Apache Hadoop Review

The Distributed File System stores video, pictures, JSON, XML, and plain text all in the same file system.

What is most valuable?

The Distributed File System, which is the base of Hadoop, has been the most valuable feature with its ability to store video, pictures, JSON, XML, and plain text all in the same file system.

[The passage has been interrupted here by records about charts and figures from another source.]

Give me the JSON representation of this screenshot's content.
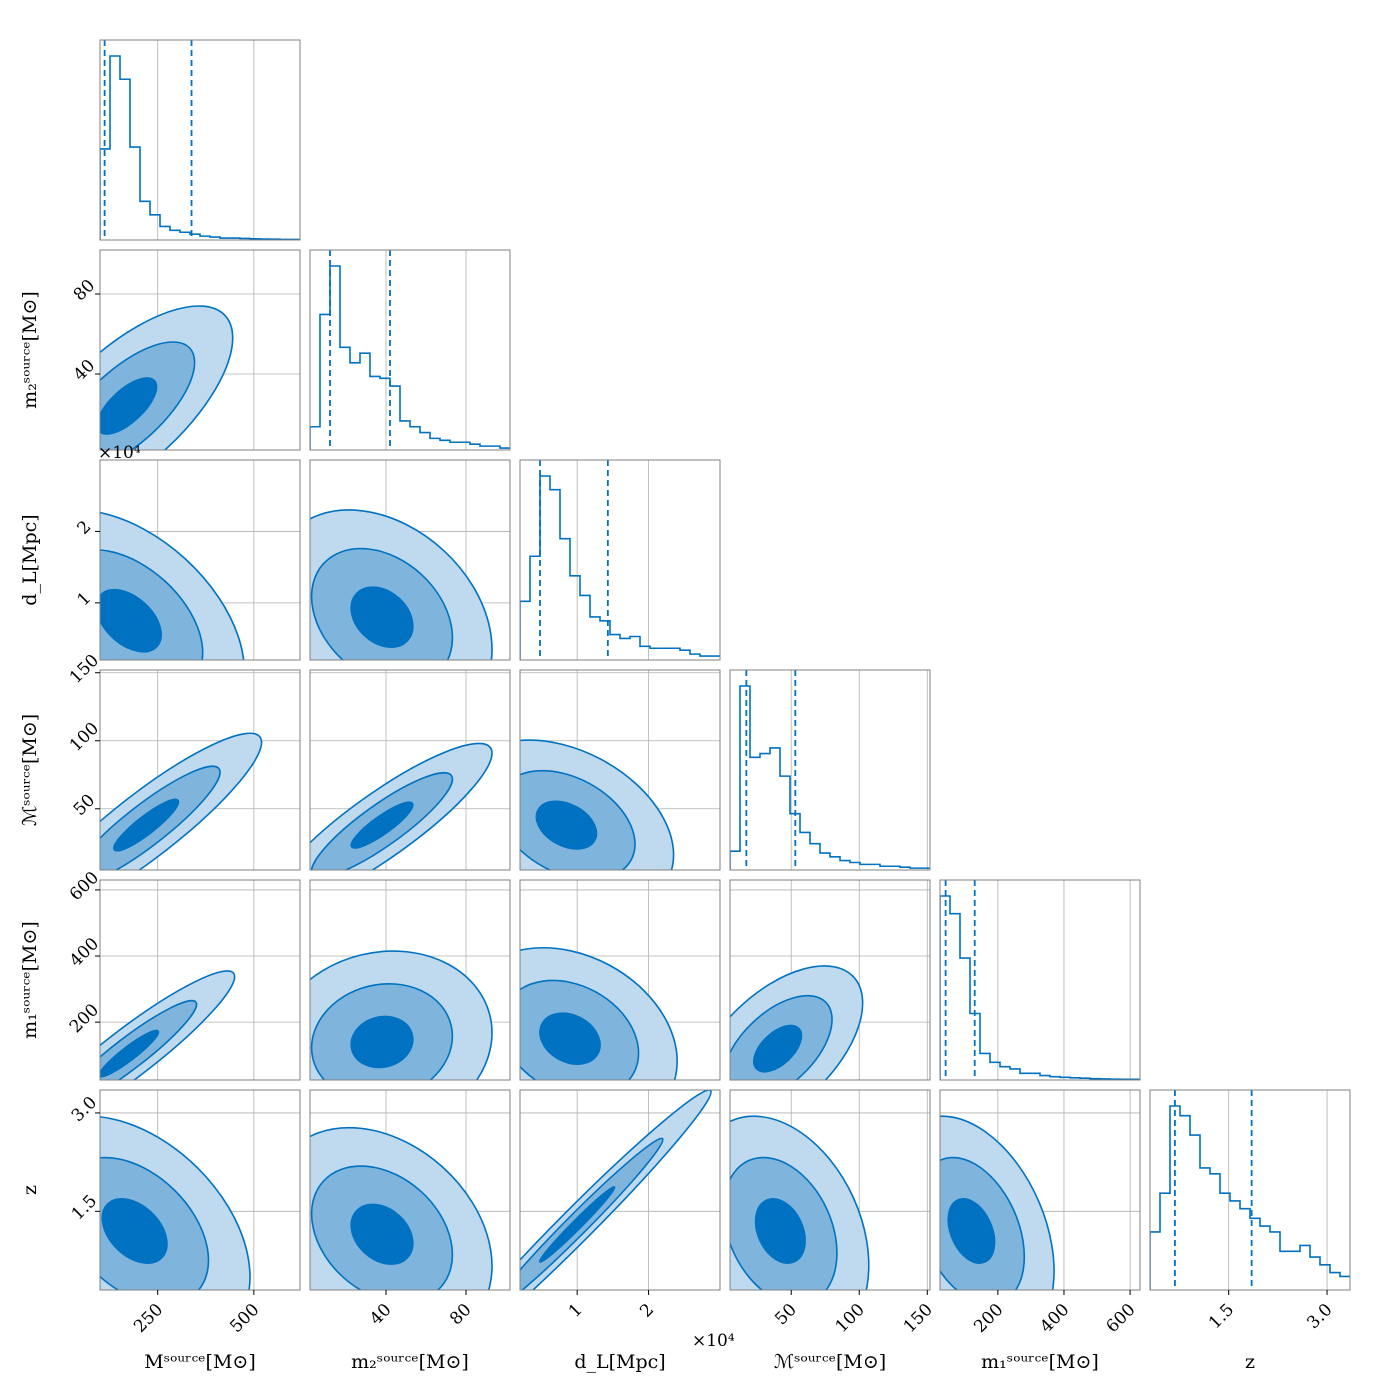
{
  "chart_data": {
    "type": "corner",
    "colors": {
      "line": "#0072c1",
      "fill_1sigma": "#0072c1",
      "fill_2sigma": "#7fb4dd",
      "fill_3sigma": "#bfd9ee",
      "grid": "#b0b0b0",
      "frame": "#808080"
    },
    "variables": [
      {
        "label": "M^source [M_sun]",
        "display": "Mˢᵒᵘʳᶜᵉ[M⊙]",
        "range": [
          100,
          620
        ],
        "ticks": [
          250,
          500
        ],
        "tick_labels": [
          "250",
          "500"
        ]
      },
      {
        "label": "m_2^source [M_sun]",
        "display": "m₂ˢᵒᵘʳᶜᵉ[M⊙]",
        "range": [
          2,
          102
        ],
        "ticks": [
          40,
          80
        ],
        "tick_labels": [
          "40",
          "80"
        ]
      },
      {
        "label": "d_L [Mpc]",
        "display": "d_L[Mpc]",
        "range": [
          0.2,
          3.0
        ],
        "ticks": [
          1,
          2
        ],
        "tick_labels": [
          "1",
          "2"
        ],
        "multiplier": "×10⁴"
      },
      {
        "label": "M_chirp^source [M_sun]",
        "display": "ℳˢᵒᵘʳᶜᵉ[M⊙]",
        "range": [
          5,
          152
        ],
        "ticks": [
          50,
          100,
          150
        ],
        "tick_labels": [
          "50",
          "100",
          "150"
        ]
      },
      {
        "label": "m_1^source [M_sun]",
        "display": "m₁ˢᵒᵘʳᶜᵉ[M⊙]",
        "range": [
          25,
          630
        ],
        "ticks": [
          200,
          400,
          600
        ],
        "tick_labels": [
          "200",
          "400",
          "600"
        ]
      },
      {
        "label": "z",
        "display": "z",
        "range": [
          0.3,
          3.35
        ],
        "ticks": [
          1.5,
          3.0
        ],
        "tick_labels": [
          "1.5",
          "3.0"
        ]
      }
    ],
    "histograms": [
      {
        "edges_start": 100,
        "bin_width": 26,
        "values": [
          0.47,
          0.95,
          0.83,
          0.48,
          0.2,
          0.13,
          0.07,
          0.05,
          0.04,
          0.03,
          0.02,
          0.015,
          0.01,
          0.01,
          0.008,
          0.006,
          0.005,
          0.004,
          0.003,
          0.003
        ],
        "quantiles": [
          112,
          338
        ]
      },
      {
        "edges_start": 2,
        "bin_width": 5,
        "values": [
          0.12,
          0.7,
          0.95,
          0.53,
          0.45,
          0.5,
          0.38,
          0.37,
          0.33,
          0.15,
          0.12,
          0.09,
          0.06,
          0.05,
          0.04,
          0.04,
          0.03,
          0.02,
          0.02,
          0.01
        ],
        "quantiles": [
          12,
          42
        ]
      },
      {
        "edges_start": 0.2,
        "bin_width": 0.14,
        "values": [
          0.3,
          0.53,
          0.94,
          0.87,
          0.62,
          0.43,
          0.33,
          0.22,
          0.2,
          0.13,
          0.11,
          0.12,
          0.07,
          0.06,
          0.06,
          0.06,
          0.05,
          0.03,
          0.02,
          0.02
        ],
        "quantiles": [
          0.48,
          1.43
        ]
      },
      {
        "edges_start": 5,
        "bin_width": 7.35,
        "values": [
          0.1,
          0.98,
          0.6,
          0.62,
          0.65,
          0.5,
          0.3,
          0.2,
          0.14,
          0.09,
          0.07,
          0.05,
          0.04,
          0.03,
          0.03,
          0.02,
          0.02,
          0.015,
          0.01,
          0.01
        ],
        "quantiles": [
          17,
          53
        ]
      },
      {
        "edges_start": 25,
        "bin_width": 30.25,
        "values": [
          0.83,
          0.75,
          0.55,
          0.3,
          0.12,
          0.08,
          0.06,
          0.05,
          0.03,
          0.03,
          0.02,
          0.015,
          0.012,
          0.01,
          0.008,
          0.006,
          0.005,
          0.004,
          0.003,
          0.003
        ],
        "quantiles": [
          42,
          130
        ]
      },
      {
        "edges_start": 0.3,
        "bin_width": 0.1525,
        "values": [
          0.3,
          0.5,
          0.95,
          0.9,
          0.8,
          0.63,
          0.6,
          0.5,
          0.46,
          0.42,
          0.37,
          0.33,
          0.3,
          0.2,
          0.2,
          0.23,
          0.17,
          0.13,
          0.09,
          0.07
        ],
        "quantiles": [
          0.68,
          1.85
        ]
      }
    ],
    "contours": {
      "1-0": {
        "mean": [
          170,
          24
        ],
        "sd": [
          110,
          20
        ],
        "rho": 0.68
      },
      "2-0": {
        "mean": [
          175,
          0.75
        ],
        "sd": [
          120,
          0.62
        ],
        "rho": -0.45
      },
      "2-1": {
        "mean": [
          38,
          0.8
        ],
        "sd": [
          22,
          0.6
        ],
        "rho": -0.3
      },
      "3-0": {
        "mean": [
          220,
          38
        ],
        "sd": [
          120,
          27
        ],
        "rho": 0.9
      },
      "3-1": {
        "mean": [
          38,
          38
        ],
        "sd": [
          22,
          24
        ],
        "rho": 0.88
      },
      "3-2": {
        "mean": [
          0.85,
          38
        ],
        "sd": [
          0.6,
          25
        ],
        "rho": -0.35
      },
      "4-0": {
        "mean": [
          175,
          105
        ],
        "sd": [
          110,
          100
        ],
        "rho": 0.93
      },
      "4-1": {
        "mean": [
          38,
          140
        ],
        "sd": [
          22,
          110
        ],
        "rho": 0.1
      },
      "4-2": {
        "mean": [
          0.9,
          150
        ],
        "sd": [
          0.6,
          110
        ],
        "rho": -0.25
      },
      "4-3": {
        "mean": [
          40,
          120
        ],
        "sd": [
          25,
          100
        ],
        "rho": 0.55
      },
      "5-0": {
        "mean": [
          190,
          1.2
        ],
        "sd": [
          120,
          0.7
        ],
        "rho": -0.4
      },
      "5-1": {
        "mean": [
          38,
          1.15
        ],
        "sd": [
          22,
          0.65
        ],
        "rho": -0.3
      },
      "5-2": {
        "mean": [
          1.0,
          1.3
        ],
        "sd": [
          0.75,
          0.82
        ],
        "rho": 0.985
      },
      "5-3": {
        "mean": [
          42,
          1.2
        ],
        "sd": [
          26,
          0.7
        ],
        "rho": -0.3
      },
      "5-4": {
        "mean": [
          120,
          1.2
        ],
        "sd": [
          100,
          0.7
        ],
        "rho": -0.35
      }
    }
  }
}
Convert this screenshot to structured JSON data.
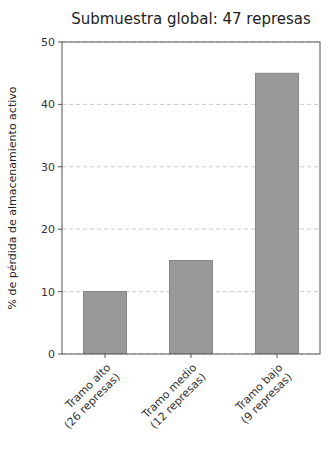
{
  "chart_data": {
    "type": "bar",
    "title": "Submuestra global: 47 represas",
    "categories": [
      "Tramo alto\n(26 represas)",
      "Tramo medio\n(12 represas)",
      "Tramo bajo\n(9 represas)"
    ],
    "values": [
      10,
      15,
      45
    ],
    "color": "#999999",
    "ylabel": "% de pérdida de almacenamiento activo",
    "ylim": [
      0,
      50
    ],
    "yticks": [
      0,
      10,
      20,
      30,
      40,
      50
    ],
    "grid": true
  }
}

How has it helped my organization?

We do use the Hadoop platform internally, but mostly it is for R&D purposes. However, many of the recent projects that our IT consulting firm has taken on have deployed Hadoop as a solution to store high-velocity and highly variable data sizes and structures, and be able to process that data together quickly and efficiently.

What needs improvement?

Hadoop in and of itself stores data with 3x redundancy and our organization has come to the conclusion that the default 3x results in too much wasted disk space. The user has the ability to change the data replication standard, but I believe that the Hadoop platform could eventually become more efficient in their redundant data replication. It is an organizational preference and nothing that would impede our organization from using it again, but just a small thing I think could be improved.

For how long have I used the solution?

This version was released in January 2016, but I have been working with the Apache Hadoop platform for a few years now.

What was my experience with deployment of the solution?

The only issues we found during deployment were errors originating from between the keyboard and the chair. I have set up roughly 20 Hadoop Clusters and mostly all of them went off without a hitch, unless I configured something incorrectly on the pre-setup.

What do I think about the stability of the solution?

We have not encountered any stability problems with this platform.

What do I think about the scalability of the solution?

We have scaled two of the clusters that we have implemented; one in the cloud, one on-premise. Neither ran into any problems, but I can say with certainty that it is much, much easier to scale in a cloud environment than it is on-premise.

How are customer service and technical support?

Customer Service:

Apache Hadoop is open-source and thus customer service is not really a strong point, but the documentation provided is extremely helpful. More so than some of the Hadoop vendors such as MapR, Cloudera, or Hortonworks.

Technical Support:

Again, it's open source. There are no dedicated tech support teams that we've come across unless you look to vendors such as Hortonworks, Cloudera, or MapR.

Which solution did I use previously and why did I switch?

We started off using Apache Hadoop for our initial Big Data initiative and have stuck with it since.

How was the initial setup?

Initial setup was decently straightforward, especially when using Apache Ambari as a provisioning tool. (I highly recommend Ambari.)

What about the implementation team?

We are the implementers.

What's my experience with pricing, setup cost, and licensing?

It's open source.

Which other solutions did I evaluate?

We solely looked at Hadoop.

What other advice do I have?

Try, try, and try again. Experiment with MapReduce and YARN. Fine tune your processes and you will see some insane processing power

I would also recommend that you have at least a 12-node cluster: two master nodes, eight compute/data nodes, one hive node (SQL), 1 Ambari dedicated node.

For the master nodes, I would recommend 4-8 Core, 32-64 GB RAM, 8-10 TB HDD; the data nodes, 4-8 Core, 64 GB RAM, 16-20 TB RAID 10 HDD; hive node should be around 4 Core, 32-64 GB RAM, 5-6 TB RAID 0 HDD; and the Ambari dedicated server should be 2-4 Core, 8-12 GB RAM, 1-2 TB HDD storage.

Disclosure: I am a real user, and this review is based on my own experience and opinions.
2 visitors found this review helpful
author avatarSarit Seal

Great job. Did you guys check out Cloudera, Horton or any of the commercial distributions or just downloaded Hadoop and started.
All the clients I worked with aligns with a distribution. I agree with your comment on stability I myself have set up yarn for my pet spark projects and have never faced a problem that I could not resolve.

author avatarColt Rodgers

We have since partnered with Hortonworks and are researching into the Cloudera and MapR spaces right now as well. Though our strong suit is Hortonworks, we do have a good implementation team for any of the distributions.